ありがとうの奇跡

他人だから奇跡という夢を願えるんだよ

愛する大切な人にこそ、叶わない奇跡を願われるのは心苦しいですか?

他人に奇跡を願われるのは嫌ですか?

それも、分かる気がします。

あくまで、私の今までの人生経験の中での感想です。

私は、幸せなことにこれまで命のかかわるような大病をしたことがありません。

怪我もしたことがありません。

ですから、私が誰かから奇跡を願われたのは、仕事のことかな。

それでも奇跡というほど大袈裟なものではなく、そこまで真剣に願ってくれていたものではないと思います。

そんなその頃の私でも、愛する大切な人に自分では諦めかけていることを、自分で自分の実力を分かっている以上のことを期待されたり、奇跡を願われるのは心苦しかった。

他人に奇跡を願われるのは嫌だった。わずらわしかった。

自分で自分のことは自分なりに分かるから、ほっておいて。

やりたいようにやるから、ほっておいて。

期待されても出来ない時に残念と思われたくないし思わせたくないから、ほっておいて。

そんなように思っていたように覚えています。

もちろん、そんな、仕事のことでのことと、命が関わっていることと、比べられることではありません。分かっています。でも、それぐらいしか、私の人生経験で私の奇跡を私以外の人が願ってくれたことって思い浮かばないわけです。そんな幸せな人生を家族や周囲の方々・ものが送らせてくれているわけです。

余命宣告をされた父に、

余命宣告を受け入れている父に、受け入れるしかない父に、

「奇跡を願おうよ。」

「奇跡が起こるよ。」

「奇跡が起きた人もいるんだし、起こるかもしれないじゃん。頑張ろうよ。」

そんな言葉は言えませんでした。言おうと思いもしませんでした。

ただ、私が勝手に隠れて思うのはいいでしょ、とは思いました。

だって、奇跡が起こってほしかったから。

そして、だって、家族とはいえ、身体も気持ちも違う“父以外の人=他人”だから。

父の本当の気持ちをどんなに分かりたくても、知りたくても、分かることは絶対にできない。
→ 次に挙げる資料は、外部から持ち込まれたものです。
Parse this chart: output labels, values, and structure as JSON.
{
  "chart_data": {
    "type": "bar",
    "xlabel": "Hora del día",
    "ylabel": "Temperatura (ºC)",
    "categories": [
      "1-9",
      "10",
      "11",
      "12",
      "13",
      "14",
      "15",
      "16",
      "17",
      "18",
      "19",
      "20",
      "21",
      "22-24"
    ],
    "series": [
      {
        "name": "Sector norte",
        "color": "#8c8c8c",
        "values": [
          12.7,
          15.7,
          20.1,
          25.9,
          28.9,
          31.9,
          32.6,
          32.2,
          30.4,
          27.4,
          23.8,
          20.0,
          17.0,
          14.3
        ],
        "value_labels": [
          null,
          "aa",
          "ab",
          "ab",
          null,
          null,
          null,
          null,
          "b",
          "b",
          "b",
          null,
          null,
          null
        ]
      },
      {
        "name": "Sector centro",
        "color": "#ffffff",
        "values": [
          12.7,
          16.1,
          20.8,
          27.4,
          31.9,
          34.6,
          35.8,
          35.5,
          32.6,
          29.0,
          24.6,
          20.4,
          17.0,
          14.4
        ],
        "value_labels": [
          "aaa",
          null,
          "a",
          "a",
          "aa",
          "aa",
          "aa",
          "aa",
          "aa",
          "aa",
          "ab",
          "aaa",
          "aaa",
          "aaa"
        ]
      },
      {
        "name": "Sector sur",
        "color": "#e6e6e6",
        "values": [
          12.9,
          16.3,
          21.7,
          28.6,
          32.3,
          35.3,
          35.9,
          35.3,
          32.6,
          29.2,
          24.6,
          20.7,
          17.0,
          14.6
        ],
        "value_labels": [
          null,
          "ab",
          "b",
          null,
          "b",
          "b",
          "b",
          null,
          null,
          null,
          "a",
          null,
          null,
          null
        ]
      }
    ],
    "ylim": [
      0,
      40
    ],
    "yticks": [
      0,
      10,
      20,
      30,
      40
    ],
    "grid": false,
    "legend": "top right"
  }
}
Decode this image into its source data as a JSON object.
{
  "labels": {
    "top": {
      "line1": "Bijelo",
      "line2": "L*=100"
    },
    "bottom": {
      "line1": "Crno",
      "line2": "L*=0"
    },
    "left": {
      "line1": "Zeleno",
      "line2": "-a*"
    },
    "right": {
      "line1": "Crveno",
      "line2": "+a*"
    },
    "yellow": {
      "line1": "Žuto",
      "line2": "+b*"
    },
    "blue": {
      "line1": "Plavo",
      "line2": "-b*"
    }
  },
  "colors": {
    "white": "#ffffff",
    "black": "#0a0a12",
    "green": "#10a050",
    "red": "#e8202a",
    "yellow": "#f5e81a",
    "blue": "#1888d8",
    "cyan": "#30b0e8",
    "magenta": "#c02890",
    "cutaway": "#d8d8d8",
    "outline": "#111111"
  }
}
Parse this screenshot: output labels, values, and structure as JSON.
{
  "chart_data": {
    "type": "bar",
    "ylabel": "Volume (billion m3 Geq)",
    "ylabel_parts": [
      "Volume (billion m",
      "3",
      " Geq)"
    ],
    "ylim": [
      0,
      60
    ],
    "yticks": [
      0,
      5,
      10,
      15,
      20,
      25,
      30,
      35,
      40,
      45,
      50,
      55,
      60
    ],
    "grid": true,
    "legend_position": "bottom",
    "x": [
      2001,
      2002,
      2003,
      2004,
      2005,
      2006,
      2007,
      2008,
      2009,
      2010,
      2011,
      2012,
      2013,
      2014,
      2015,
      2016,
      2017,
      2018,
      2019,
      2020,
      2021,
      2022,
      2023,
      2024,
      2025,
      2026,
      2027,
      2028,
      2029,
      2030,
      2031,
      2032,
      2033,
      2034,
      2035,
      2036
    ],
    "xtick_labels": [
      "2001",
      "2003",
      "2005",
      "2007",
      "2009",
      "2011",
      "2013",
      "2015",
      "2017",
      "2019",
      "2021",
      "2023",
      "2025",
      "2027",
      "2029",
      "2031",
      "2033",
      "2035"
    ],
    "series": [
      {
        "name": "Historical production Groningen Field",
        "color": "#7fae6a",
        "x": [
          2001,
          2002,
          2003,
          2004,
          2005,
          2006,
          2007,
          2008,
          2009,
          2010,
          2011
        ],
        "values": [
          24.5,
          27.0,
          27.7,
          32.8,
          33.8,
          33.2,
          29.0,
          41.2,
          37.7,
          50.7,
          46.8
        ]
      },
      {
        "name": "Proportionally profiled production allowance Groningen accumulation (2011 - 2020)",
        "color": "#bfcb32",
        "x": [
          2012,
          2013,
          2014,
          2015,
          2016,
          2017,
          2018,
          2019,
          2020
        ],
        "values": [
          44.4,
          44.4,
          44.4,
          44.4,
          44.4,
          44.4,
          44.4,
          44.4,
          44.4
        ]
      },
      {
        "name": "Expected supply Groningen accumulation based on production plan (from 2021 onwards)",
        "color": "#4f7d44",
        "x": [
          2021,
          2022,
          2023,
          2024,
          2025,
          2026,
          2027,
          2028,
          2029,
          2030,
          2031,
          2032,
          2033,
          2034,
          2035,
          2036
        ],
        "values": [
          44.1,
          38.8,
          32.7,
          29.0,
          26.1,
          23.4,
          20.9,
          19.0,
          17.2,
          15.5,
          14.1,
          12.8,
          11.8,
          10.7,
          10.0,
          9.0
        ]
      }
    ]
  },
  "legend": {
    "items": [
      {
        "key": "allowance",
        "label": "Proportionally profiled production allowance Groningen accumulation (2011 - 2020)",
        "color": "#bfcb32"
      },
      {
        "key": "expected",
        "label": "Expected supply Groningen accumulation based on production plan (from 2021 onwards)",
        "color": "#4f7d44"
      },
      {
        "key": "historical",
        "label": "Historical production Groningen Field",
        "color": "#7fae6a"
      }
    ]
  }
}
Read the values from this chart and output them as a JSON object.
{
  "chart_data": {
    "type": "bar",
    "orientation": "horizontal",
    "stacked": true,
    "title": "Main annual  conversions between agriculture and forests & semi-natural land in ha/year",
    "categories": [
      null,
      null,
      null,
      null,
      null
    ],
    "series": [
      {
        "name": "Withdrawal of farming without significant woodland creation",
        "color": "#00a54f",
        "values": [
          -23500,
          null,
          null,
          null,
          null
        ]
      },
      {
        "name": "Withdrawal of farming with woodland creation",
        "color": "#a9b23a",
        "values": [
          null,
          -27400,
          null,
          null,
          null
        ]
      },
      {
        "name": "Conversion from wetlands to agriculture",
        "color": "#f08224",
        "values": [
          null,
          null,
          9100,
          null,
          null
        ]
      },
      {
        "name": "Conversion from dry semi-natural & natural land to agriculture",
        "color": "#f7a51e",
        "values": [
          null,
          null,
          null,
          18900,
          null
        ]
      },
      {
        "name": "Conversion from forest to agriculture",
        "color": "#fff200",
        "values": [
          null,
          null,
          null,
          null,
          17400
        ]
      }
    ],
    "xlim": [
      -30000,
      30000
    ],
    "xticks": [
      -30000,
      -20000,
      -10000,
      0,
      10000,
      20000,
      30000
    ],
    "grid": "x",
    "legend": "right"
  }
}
自分が代わりにと思っても自分の身体に病気がそのまま移ることもない。

変えられない事実として、気持ちも身体も病気そのものも、他の人には変わることはできない。たとえ血が繋がっている家族であろうと。この世で1番強い繋がりであろうと。

だから、奇跡を願えるんだよ。

本人は、奇跡を起こしたいと思っても他の色々な感情を直に感じなきゃいけない、考えなくちゃいけない、そんなことしたくなくても、否応なしに自分の身体に起きること、起きていることに頭も心も身体も身体の自由さえも集中させられる。

家族には家族なりの悲しみも苦しみも辛さも怖さも様々な感情・考えが襲ってくるけれども、本人よりは直に病気に攻撃されてるわけじゃない。

他人だから。家族だけど、他人だから。悲しいけれど、他人だから。

だから、奇跡を願っちゃってもいいんだよ。って私は思います。

奇跡を願ってしまうことを、いけないことのように感じる人がいるかもしれない。

奇跡を願ってしまうことを、現実から逃げていると思われる人がいるかもしれない。

人に押し付けるのはどうかと思いますが、勝手に自分の中だけで思うのであれば、願うので

あれば、人にどうこう言われることではないと思います。

余命宣告をされた人じゃない。された人・大事な人の気持ちを分かってあげたくても、

決して、絶対に、100%分かってあげることはできない。

もうそれは、悲しいけれどしかたない。

直に、病気に攻撃されるわけじゃない。遠回りして自分の所にくるだけ。

だからこちらも遠くから、消えてなくなってしまうことを願う。暴れないで大人しくしていてくれることを願う。

奇跡を願う。

どうか、奇跡を願ってしまう自分を、責めることがないように。

※『ありがとうの神様』『願えば、かなう エイブラハムの教え』は、”ありがとうの奇跡””願望実現”を願い、よく読んだ本です。

※『七龍神の開運お作法 ミラクルばかりの幸福な人生に変わる』の本は、持っているだけで幸福になるということで(本に書かれています)、病院に行くときにいつも鞄にしのばせて持ち歩いていた本です。